Nun muss man natürlich zugeben, dass bei den meisten Bands der erste "Don't Fear The Reaper"-Verschnitt auch schon einer zu viel ist. Doch was hier gekuhglockt wird, das ergibt Sinn und ist wirklich aufregend, vergleichbar am ehesten mit dem irren Drumming von Coady Willis von Big Business.
Verpackt in zehn knackigen Kompositionen vollbringen Vodun auf "Ascend" einen wilden, fast durchgend groovenden und treibenden Ritt, der als reines Instrumentalwerk wahrscheinlich schon ein kurzweiliges Abenteuer sein könnte.
Was kann da besseres passieren, als wenn man das Ganze mit einer Sängerin komplettiert, die den Laden mit ihrer charismatischen Präsenz im Grunde auch alleine schmeißen könnte?
Der naheliegendste Vergleich, den ein Soul-Powerhouse wie Oya als Frontfrau einer Rockband impliziert, ist wohl Skin von Skunk Anansie. Und ja, darf man auch tatsächlich gerne so stehenlassen.

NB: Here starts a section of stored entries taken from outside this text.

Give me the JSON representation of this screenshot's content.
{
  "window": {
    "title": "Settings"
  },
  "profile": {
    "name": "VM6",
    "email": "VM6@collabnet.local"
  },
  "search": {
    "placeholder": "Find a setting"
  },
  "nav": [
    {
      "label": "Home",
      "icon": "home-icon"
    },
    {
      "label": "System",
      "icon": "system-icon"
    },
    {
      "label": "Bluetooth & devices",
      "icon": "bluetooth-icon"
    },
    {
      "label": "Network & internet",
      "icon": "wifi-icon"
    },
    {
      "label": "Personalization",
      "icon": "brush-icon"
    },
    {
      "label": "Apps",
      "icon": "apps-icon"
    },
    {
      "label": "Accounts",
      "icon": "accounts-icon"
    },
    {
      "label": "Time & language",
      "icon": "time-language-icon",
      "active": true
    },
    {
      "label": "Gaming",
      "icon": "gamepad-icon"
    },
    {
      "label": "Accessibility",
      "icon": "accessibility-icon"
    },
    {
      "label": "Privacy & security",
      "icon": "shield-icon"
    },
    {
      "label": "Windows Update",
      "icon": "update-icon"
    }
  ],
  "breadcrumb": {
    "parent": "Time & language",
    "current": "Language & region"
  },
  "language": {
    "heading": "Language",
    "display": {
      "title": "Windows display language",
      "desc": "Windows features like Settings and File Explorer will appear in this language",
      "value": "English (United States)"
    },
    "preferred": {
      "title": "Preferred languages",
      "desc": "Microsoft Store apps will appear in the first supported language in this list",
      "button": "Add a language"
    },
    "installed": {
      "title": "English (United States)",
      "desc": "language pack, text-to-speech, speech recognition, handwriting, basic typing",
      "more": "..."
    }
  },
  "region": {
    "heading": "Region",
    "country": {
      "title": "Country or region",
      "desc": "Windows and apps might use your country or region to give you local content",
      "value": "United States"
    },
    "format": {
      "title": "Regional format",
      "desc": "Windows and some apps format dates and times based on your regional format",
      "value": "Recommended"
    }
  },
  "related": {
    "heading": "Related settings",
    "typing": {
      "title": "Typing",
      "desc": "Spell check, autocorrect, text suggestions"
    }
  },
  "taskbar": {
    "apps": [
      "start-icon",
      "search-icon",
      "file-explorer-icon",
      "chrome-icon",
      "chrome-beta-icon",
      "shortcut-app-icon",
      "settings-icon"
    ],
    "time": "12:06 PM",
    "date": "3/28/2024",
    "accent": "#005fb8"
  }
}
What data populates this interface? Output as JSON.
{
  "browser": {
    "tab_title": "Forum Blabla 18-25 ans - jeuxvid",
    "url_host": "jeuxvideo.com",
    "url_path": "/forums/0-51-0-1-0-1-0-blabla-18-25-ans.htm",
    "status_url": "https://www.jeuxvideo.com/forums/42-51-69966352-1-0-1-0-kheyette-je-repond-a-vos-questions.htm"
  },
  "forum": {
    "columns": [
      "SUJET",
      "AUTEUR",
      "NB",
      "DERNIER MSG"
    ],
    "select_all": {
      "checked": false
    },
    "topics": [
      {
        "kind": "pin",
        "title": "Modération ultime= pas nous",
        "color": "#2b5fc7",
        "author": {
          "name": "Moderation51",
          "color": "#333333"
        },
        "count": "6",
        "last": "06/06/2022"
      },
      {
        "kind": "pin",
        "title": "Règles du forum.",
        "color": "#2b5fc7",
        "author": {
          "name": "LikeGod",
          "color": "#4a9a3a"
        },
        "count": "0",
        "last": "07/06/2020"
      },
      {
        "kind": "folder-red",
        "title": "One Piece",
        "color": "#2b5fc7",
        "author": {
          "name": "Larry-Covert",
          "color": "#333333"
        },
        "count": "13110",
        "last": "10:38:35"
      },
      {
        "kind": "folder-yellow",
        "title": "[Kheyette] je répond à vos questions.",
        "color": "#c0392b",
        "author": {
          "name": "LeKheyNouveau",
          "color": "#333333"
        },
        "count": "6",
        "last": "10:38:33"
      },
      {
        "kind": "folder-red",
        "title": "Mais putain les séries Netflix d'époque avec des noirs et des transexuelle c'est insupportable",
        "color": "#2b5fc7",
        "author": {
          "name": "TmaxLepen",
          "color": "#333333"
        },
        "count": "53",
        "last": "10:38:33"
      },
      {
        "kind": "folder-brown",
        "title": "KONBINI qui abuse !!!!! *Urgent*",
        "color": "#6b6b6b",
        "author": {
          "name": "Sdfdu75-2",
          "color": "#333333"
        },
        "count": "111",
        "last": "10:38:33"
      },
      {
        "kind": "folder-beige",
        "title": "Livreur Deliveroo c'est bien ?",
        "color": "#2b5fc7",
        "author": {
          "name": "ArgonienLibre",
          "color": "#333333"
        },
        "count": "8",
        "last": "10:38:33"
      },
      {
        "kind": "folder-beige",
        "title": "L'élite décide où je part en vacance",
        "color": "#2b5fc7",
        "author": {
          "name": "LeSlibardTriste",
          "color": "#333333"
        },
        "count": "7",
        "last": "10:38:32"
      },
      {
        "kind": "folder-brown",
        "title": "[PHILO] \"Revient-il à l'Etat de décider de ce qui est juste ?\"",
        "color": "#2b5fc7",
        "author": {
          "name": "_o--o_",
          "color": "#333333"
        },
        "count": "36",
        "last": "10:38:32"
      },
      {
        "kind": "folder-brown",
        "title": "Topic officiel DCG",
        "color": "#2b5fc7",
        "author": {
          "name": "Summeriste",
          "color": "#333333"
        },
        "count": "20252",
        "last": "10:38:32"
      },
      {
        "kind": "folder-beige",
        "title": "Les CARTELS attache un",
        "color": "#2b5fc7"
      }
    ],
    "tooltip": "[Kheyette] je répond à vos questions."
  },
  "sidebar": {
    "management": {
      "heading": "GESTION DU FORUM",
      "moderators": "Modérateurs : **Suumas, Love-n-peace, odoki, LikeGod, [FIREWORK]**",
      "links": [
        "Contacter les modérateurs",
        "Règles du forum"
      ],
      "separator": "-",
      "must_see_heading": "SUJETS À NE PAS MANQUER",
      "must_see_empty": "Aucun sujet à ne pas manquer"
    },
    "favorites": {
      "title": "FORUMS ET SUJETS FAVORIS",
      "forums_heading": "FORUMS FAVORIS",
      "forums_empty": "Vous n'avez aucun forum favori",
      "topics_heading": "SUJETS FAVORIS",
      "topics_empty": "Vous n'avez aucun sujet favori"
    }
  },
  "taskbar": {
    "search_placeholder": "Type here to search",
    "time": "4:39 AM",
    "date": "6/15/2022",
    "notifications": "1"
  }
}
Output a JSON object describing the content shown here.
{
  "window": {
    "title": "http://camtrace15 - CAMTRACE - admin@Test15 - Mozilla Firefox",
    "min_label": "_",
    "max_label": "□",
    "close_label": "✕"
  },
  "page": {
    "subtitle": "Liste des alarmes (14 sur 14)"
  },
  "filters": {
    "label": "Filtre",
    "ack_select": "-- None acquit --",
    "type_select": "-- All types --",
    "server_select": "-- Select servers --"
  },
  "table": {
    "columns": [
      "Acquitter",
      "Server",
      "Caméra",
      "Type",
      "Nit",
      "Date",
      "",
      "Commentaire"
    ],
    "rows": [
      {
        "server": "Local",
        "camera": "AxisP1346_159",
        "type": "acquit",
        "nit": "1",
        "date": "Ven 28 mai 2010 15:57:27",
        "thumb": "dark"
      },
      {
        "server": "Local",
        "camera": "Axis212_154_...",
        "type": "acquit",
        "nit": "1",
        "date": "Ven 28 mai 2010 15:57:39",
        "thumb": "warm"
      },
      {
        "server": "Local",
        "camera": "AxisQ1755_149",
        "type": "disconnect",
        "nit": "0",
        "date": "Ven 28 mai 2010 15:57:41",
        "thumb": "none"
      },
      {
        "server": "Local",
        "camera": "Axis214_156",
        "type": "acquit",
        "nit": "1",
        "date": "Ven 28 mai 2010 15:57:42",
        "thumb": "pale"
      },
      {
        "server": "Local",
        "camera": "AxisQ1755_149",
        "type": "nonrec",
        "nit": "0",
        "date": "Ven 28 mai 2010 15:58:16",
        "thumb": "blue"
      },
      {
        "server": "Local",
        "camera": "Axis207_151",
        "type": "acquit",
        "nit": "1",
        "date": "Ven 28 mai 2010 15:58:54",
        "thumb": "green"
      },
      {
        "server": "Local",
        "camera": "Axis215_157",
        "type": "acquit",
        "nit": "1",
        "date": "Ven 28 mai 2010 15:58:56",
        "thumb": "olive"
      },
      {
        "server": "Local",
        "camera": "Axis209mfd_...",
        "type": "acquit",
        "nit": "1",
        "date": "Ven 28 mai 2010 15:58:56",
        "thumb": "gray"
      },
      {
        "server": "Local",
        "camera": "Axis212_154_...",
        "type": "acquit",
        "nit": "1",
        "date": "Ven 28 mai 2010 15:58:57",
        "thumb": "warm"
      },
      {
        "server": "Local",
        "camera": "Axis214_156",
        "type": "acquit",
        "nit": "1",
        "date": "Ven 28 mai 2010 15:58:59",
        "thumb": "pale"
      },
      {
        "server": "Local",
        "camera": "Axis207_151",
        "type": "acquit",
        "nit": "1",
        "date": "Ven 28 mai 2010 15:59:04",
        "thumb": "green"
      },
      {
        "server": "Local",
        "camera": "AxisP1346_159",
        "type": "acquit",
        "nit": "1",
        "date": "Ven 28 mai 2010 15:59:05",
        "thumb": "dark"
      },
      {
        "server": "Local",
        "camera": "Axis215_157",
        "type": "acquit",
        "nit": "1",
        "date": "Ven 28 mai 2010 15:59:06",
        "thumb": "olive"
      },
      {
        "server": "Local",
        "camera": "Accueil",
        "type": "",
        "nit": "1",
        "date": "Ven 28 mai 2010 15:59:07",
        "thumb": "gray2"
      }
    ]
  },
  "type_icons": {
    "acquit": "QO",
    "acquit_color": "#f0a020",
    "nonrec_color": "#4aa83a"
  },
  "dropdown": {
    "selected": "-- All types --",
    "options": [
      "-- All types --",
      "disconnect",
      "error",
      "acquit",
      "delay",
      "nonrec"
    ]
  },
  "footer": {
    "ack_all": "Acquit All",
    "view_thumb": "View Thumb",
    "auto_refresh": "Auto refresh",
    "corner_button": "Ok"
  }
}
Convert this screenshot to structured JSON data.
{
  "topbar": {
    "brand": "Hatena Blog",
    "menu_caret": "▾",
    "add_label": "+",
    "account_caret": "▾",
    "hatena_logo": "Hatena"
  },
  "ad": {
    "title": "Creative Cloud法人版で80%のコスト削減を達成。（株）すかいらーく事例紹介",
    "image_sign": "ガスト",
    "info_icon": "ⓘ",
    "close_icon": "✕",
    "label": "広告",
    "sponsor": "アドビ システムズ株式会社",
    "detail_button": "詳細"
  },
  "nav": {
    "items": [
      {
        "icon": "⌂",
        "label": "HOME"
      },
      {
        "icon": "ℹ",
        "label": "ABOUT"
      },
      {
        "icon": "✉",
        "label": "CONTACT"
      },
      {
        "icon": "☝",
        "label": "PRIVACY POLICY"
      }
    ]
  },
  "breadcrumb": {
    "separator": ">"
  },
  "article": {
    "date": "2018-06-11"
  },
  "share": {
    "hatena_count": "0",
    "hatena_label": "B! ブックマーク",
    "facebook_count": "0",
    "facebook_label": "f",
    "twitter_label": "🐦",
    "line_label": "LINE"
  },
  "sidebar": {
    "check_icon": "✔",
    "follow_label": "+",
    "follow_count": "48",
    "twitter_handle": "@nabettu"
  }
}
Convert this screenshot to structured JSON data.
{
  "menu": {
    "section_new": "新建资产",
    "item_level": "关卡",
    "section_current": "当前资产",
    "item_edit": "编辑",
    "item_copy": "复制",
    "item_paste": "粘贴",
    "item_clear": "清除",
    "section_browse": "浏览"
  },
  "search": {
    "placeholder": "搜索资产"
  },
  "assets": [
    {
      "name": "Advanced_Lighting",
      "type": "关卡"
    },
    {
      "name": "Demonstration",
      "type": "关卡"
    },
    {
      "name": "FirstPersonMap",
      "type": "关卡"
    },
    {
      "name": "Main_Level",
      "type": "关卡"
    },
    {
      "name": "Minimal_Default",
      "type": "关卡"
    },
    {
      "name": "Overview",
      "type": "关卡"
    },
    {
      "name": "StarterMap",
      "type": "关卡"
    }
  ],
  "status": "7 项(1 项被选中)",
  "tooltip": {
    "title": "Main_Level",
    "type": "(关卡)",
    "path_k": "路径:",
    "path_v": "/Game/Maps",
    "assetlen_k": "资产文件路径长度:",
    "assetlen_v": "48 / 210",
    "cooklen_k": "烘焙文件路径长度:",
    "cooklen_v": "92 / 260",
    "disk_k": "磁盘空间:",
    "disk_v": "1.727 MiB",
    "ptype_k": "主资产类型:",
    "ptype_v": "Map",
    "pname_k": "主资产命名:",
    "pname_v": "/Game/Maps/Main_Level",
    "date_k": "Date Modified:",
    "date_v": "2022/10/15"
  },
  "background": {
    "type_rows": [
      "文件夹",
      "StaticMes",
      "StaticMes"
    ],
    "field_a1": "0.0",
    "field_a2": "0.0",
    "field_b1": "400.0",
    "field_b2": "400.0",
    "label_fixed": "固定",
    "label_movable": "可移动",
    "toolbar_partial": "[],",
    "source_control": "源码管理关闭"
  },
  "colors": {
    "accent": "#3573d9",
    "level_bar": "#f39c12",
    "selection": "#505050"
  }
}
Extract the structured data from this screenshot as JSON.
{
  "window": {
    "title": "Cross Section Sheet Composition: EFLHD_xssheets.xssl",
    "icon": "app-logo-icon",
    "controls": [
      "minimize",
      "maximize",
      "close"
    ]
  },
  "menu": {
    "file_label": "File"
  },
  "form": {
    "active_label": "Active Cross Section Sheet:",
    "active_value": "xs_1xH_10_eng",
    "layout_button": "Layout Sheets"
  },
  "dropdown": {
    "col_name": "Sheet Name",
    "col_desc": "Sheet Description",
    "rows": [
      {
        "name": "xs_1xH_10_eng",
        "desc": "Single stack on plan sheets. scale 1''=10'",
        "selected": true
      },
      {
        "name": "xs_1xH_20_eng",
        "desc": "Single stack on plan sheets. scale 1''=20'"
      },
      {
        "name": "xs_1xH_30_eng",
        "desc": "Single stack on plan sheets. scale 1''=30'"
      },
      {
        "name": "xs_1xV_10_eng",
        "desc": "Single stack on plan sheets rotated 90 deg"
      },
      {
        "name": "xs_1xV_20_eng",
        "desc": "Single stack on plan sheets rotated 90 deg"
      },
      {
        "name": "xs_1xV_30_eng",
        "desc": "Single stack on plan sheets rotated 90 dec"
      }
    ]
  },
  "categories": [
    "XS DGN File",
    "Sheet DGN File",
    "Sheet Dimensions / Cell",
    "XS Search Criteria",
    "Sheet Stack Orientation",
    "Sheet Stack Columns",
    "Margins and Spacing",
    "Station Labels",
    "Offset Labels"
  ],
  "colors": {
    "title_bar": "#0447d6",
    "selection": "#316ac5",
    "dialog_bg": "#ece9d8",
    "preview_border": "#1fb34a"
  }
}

Ob es die von einem afrofuturistischen Video begleitete Lead-Single "Spirits Past" ist, das Duett mit Turbowolf-Sänger Chris Georgiadis auf "New Doom" oder der ergreifende Ausklang "For Your Kin": Die Sängerin verwandelt jeden Track dieses Albums in einen unwiderstehlichen Ohrwurm.
Abgerundet mit viel Liebe zum Detail, dezenten Saxophongastspielen und eindringlichen spoken words zwischen einigen Tracks, wird "Ascend" zu einem blitzschnell vorübergehenden, beinahe wunschlos glücklich machenden Paket. So viel eigene Identität, Sturm und Drang und glaubhaft verkaufte Botschaft findet man nicht jeden Tag in einer Band.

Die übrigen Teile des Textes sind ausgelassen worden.